Wood’s church to showcase festival
ONE of our borough’s architectural gems is Long Street Methodist Church, Middleton.
This arts and crafts style building was designed by architect Edgar Wood and opened in 1901.
It is soon to be the venue for a concert by The Mendelssohn on Mull Festival Ensemble, featuring works by Mendelssohn, Haydn and Shostakovich.
Members of the Edgar Wood Society have volunteered to show concert-goers around the building from 1.30pm and there will be an exhibition on the Northern Art Workers Guild in the church hall.
The Edgar Wood Society was formed in April 2011 as Friends of The Edgar Wood Centre.
For three years it developed the ideas of the arts and crafts church and the Middleton Edgar Wood Centre as the ‘centre’ of Edgar Wood’s work and career.
In 2014, the name changed to the Edgar Wood Society to reflect a wider interest in the life and times of Edgar Wood.
Edgar Wood (1860 to 1935) was an architect, artist and draftsman who practised from Manchester at the turn of the 20th century and gained a reputation in the United Kingdom.

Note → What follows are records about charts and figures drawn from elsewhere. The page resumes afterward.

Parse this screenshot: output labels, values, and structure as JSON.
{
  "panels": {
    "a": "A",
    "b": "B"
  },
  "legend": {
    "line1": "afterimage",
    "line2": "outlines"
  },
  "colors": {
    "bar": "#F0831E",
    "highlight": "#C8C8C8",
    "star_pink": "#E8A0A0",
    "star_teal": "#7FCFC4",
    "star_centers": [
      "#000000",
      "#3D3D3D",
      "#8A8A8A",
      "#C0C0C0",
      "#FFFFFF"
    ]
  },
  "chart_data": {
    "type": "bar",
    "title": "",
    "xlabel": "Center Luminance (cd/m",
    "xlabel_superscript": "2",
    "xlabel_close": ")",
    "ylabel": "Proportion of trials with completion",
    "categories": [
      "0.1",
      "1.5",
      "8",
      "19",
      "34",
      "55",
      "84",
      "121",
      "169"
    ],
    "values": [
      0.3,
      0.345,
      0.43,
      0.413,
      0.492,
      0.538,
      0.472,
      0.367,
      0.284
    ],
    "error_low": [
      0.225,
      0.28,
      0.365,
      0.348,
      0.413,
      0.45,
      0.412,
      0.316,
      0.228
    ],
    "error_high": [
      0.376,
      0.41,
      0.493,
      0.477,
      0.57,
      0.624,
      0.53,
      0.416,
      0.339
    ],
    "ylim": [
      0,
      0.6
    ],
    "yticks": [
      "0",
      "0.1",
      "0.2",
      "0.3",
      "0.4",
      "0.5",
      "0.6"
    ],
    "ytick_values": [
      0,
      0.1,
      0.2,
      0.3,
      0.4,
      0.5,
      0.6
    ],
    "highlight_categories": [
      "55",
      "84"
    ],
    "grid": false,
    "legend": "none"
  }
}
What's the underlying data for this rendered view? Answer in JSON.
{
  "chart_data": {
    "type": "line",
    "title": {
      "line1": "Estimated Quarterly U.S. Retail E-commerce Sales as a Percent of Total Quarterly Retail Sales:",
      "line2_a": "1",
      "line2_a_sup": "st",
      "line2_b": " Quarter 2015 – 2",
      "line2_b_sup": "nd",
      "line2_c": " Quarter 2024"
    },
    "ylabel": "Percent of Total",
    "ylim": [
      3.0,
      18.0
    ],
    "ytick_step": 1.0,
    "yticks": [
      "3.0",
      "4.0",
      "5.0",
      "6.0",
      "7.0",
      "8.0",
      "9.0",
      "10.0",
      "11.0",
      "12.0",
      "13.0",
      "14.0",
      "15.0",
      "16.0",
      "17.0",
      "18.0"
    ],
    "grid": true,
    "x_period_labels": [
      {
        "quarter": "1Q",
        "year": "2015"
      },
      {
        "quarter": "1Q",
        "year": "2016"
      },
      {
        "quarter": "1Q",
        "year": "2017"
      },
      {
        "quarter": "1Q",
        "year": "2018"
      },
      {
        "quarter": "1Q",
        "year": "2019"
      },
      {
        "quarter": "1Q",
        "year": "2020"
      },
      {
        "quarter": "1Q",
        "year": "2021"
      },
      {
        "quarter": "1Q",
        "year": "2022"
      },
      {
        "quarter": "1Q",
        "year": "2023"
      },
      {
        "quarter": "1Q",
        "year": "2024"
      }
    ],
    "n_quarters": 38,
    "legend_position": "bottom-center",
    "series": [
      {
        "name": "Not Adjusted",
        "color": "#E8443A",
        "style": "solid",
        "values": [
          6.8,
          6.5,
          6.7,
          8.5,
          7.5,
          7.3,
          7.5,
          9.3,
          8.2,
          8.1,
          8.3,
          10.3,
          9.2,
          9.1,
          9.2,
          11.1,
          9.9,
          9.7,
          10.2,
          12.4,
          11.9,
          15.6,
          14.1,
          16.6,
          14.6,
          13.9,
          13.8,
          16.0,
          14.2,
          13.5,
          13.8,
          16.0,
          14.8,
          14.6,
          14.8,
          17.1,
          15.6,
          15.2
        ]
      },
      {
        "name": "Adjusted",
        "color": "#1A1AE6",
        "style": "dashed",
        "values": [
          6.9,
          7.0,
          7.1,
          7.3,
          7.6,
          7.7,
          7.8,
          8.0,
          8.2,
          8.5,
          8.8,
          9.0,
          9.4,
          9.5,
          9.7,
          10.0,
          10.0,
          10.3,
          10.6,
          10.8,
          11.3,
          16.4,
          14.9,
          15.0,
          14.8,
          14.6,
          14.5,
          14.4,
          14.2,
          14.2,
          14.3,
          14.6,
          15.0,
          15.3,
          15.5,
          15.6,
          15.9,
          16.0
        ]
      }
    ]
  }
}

He was regarded as a proponent of the arts and crafts movement which was prevalent between 1860 and 1910.
Wood’s work is principally domestic, but he designed several churches and small commercial buildings.
He worked as an individual designer, mostly with only one assistant, and confined himself to the smaller type of building that he could control personally.
Although he was active in Manchester for more than 20 years, most of his work is in nearby towns, such as Rochdale, Oldham and Middleton (of which he was native).
He was a founder of the Northern Art Workers’ Guild in 1896, one of the major provincial societies within the arts and crafts movement and was president of the Manchester Society of Architects from 1911 to 1912.
Wood retired in 1921 and 21 of his architectural works are listed.
The Mendelssohn on Mull Festival was founded in 1988 by the revered violinist Leonard Friedman, responsible for so much of lasting value in Scotland’s musical life.
The festival provides young professionals in the field of string chamber music with a week of preparation and performance in which to develop their skills, while working with established artists in the surroundings of natural beauty that drew Mendelssohn to Scotland.